As construction workers returned to sites in April and May, social distancing requirements continued to mean fewer staff and contractors on site. Partners reported reduced capacity on site and sites being mothballed increased the average build-out time by three to eight months, delaying completions and starts on site.
Levels of completions were the lowest since the first six months of 2015-16 and can also be attributed to the housebuilding slow-down caused by the pandemic. Though some sites were able to re-open relatively quickly after the first lockdown, backlogs in the supply chain meant that some schemes faced delays. Partners reported shortages of plasterboard, bricks, mortar and logistical challenges which caused bottlenecks as supply chains caught up with demand.
In total, 7,612 affordable homes were completed, a decrease of 26 per cent on last year. Completions across most affordable tenures were down on last year, except for Social Rent, which saw an increase of 10 per cent. This increase follows an upward trend seen over the last two years and reflects the funding focus shifting from intermediate tenures in the early years of the 2016-21 SOAHP, with grant funding opening up for Affordable and Social Rent in recent years.
Notes to editor
National housing statistics are published twice a year showing half and full year starts and completions as part of planned national statistical releases. The next release is full year starts and completions, which are due to be published in July 2021. Housing figures cannot be provided outside of these official releases.
This release presents the housing starts on site and housing completions delivered by Homes England between 1 April 2020 and 30 September 2020 in England excluding London (for both the current and historical series), with the exception of the Build to Rent (BTR), Builders Finance Fund (now called The Home Building Fund – Short Term Fund) and Get Britain Building programmes which are administered by Homes England on behalf of the Greater London Authority (GLA).
Since April 2012, the Mayor of London has had oversight of strategic housing, regeneration and economic development in London.
The list of programmes included in these totals are detailed in the official housing statistics report, which can be found here.
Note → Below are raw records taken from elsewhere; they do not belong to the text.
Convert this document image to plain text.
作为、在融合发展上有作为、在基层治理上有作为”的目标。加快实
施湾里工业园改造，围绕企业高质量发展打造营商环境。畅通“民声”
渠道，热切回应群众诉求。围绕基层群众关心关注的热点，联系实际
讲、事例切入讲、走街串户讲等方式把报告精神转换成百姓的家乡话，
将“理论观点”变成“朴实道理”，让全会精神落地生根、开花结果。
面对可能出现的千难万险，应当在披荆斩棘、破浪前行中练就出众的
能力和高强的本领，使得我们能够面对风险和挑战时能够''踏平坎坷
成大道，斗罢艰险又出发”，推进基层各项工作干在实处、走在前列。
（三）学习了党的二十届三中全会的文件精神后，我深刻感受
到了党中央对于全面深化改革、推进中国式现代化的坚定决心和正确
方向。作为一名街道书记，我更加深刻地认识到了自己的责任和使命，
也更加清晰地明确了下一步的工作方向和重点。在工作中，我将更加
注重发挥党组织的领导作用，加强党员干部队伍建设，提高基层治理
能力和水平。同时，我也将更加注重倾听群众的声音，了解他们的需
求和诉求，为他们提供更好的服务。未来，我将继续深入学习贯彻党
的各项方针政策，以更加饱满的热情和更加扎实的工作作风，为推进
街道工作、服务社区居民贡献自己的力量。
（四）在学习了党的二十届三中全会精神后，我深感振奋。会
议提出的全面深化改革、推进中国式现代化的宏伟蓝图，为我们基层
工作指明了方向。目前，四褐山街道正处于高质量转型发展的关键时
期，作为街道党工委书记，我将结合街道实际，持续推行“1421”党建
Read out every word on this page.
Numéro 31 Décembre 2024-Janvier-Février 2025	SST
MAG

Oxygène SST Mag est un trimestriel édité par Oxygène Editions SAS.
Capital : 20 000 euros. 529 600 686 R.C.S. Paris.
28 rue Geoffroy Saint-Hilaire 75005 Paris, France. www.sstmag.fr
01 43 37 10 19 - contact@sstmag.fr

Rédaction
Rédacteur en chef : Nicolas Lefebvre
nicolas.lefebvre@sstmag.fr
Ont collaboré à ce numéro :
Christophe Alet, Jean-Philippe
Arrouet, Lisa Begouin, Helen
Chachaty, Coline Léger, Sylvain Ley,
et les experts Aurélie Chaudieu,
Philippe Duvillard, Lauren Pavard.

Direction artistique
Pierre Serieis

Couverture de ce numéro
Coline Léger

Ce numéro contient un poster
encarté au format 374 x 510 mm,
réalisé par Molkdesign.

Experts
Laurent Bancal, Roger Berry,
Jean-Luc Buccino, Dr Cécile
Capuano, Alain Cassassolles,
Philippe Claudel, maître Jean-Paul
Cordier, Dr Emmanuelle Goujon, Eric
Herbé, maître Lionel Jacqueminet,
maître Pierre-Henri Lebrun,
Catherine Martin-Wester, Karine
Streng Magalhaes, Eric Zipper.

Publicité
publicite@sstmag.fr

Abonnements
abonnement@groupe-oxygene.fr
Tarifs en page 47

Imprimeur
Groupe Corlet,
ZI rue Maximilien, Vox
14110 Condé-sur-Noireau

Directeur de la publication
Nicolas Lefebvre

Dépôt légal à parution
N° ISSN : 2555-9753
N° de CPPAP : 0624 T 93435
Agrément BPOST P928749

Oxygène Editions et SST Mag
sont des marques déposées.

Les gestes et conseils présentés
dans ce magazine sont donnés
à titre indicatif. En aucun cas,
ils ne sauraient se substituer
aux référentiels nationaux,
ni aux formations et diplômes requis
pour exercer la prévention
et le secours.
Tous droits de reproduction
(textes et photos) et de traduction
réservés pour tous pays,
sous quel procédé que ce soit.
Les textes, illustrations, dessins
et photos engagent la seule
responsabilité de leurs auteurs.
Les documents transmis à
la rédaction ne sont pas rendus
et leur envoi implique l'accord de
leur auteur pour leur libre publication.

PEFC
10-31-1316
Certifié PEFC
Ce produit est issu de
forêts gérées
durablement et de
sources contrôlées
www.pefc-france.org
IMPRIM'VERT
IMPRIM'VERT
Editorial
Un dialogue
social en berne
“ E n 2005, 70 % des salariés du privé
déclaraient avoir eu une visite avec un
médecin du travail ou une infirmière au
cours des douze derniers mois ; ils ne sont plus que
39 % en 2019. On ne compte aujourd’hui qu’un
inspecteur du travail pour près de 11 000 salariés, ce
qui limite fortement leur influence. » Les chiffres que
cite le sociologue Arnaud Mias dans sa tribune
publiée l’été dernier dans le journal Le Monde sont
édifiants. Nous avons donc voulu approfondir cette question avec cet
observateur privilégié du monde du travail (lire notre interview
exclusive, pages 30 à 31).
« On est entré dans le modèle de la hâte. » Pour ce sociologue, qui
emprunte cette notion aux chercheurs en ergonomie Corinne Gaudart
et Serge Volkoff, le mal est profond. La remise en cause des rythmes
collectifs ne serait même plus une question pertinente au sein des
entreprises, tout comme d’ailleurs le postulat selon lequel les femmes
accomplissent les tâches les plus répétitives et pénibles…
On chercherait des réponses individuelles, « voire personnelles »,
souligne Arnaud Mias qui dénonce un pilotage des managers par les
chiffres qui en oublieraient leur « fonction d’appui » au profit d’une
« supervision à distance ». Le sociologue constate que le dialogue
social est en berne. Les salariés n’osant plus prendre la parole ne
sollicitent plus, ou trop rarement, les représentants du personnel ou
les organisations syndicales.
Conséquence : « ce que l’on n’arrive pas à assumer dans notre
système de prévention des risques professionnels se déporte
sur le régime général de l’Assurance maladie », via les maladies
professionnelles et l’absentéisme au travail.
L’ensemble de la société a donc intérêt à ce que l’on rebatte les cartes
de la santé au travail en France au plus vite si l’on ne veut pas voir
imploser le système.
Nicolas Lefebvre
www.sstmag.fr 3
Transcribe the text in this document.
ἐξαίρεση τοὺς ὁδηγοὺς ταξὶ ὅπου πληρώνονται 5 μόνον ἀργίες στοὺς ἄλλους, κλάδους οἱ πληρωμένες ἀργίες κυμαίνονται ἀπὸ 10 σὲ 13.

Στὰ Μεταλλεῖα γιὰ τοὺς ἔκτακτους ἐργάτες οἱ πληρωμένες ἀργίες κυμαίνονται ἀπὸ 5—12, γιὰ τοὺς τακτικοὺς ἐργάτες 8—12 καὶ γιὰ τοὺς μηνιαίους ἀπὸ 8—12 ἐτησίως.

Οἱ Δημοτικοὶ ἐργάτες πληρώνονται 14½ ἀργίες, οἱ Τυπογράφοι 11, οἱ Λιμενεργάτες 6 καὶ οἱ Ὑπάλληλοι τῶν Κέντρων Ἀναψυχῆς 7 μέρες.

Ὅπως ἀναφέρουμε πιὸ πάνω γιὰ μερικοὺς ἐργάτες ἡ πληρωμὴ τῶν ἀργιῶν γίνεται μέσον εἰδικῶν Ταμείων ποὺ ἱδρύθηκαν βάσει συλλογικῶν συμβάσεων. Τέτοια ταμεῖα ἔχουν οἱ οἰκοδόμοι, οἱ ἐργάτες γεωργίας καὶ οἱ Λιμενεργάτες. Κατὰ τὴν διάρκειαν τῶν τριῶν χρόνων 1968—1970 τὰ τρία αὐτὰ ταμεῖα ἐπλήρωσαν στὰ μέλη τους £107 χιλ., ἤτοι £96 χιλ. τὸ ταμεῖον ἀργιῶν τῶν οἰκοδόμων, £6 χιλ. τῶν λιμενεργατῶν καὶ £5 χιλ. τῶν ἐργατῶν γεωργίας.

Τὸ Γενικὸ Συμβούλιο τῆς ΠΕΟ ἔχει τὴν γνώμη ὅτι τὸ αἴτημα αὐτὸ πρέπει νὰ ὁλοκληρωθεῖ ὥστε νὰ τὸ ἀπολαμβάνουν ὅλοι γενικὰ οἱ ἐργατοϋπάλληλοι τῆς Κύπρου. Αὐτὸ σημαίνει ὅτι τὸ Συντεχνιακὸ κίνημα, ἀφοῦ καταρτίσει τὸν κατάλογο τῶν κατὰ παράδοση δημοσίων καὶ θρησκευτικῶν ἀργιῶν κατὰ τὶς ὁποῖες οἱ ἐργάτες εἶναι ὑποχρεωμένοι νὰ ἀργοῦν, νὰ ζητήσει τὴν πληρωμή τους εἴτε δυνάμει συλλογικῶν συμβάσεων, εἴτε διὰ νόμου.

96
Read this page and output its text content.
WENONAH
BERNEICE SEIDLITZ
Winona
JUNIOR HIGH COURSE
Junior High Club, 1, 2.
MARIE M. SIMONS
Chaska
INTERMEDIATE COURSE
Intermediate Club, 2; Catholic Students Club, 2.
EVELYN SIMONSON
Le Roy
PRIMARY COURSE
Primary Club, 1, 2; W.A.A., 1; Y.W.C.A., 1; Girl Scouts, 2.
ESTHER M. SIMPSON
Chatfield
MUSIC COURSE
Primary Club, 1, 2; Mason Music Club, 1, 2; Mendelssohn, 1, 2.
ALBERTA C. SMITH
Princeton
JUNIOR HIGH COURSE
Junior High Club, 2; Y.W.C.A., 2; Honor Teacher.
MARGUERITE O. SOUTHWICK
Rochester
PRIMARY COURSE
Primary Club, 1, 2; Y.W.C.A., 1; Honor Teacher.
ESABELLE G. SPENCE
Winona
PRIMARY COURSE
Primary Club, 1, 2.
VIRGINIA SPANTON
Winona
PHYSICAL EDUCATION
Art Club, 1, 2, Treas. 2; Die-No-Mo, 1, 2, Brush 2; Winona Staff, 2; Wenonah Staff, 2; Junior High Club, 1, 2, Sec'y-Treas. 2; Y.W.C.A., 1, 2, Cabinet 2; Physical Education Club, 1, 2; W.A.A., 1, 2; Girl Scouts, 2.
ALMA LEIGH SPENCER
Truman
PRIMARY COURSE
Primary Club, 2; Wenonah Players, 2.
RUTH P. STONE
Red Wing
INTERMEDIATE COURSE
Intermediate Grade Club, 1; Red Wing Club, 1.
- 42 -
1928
“Affordable Tenure TBC” refers to units that have reached the start on site milestone but where the tenure of these units has not yet been specified. This was introduced as a flexibility for Strategic Partnerships to enable them to determine tenure close to or at the point of completion. These starts will be restated under their specified tenure headings in future national statistics updates once the tenure has been established at completion.
Homes England also manages the Help to Buy equity loan scheme in England (including in London on behalf of the GLA). However, the completions are reported by the Department for Housing, Communities and Local Government (MHCLG) and, therefore, are excluded from these statistics.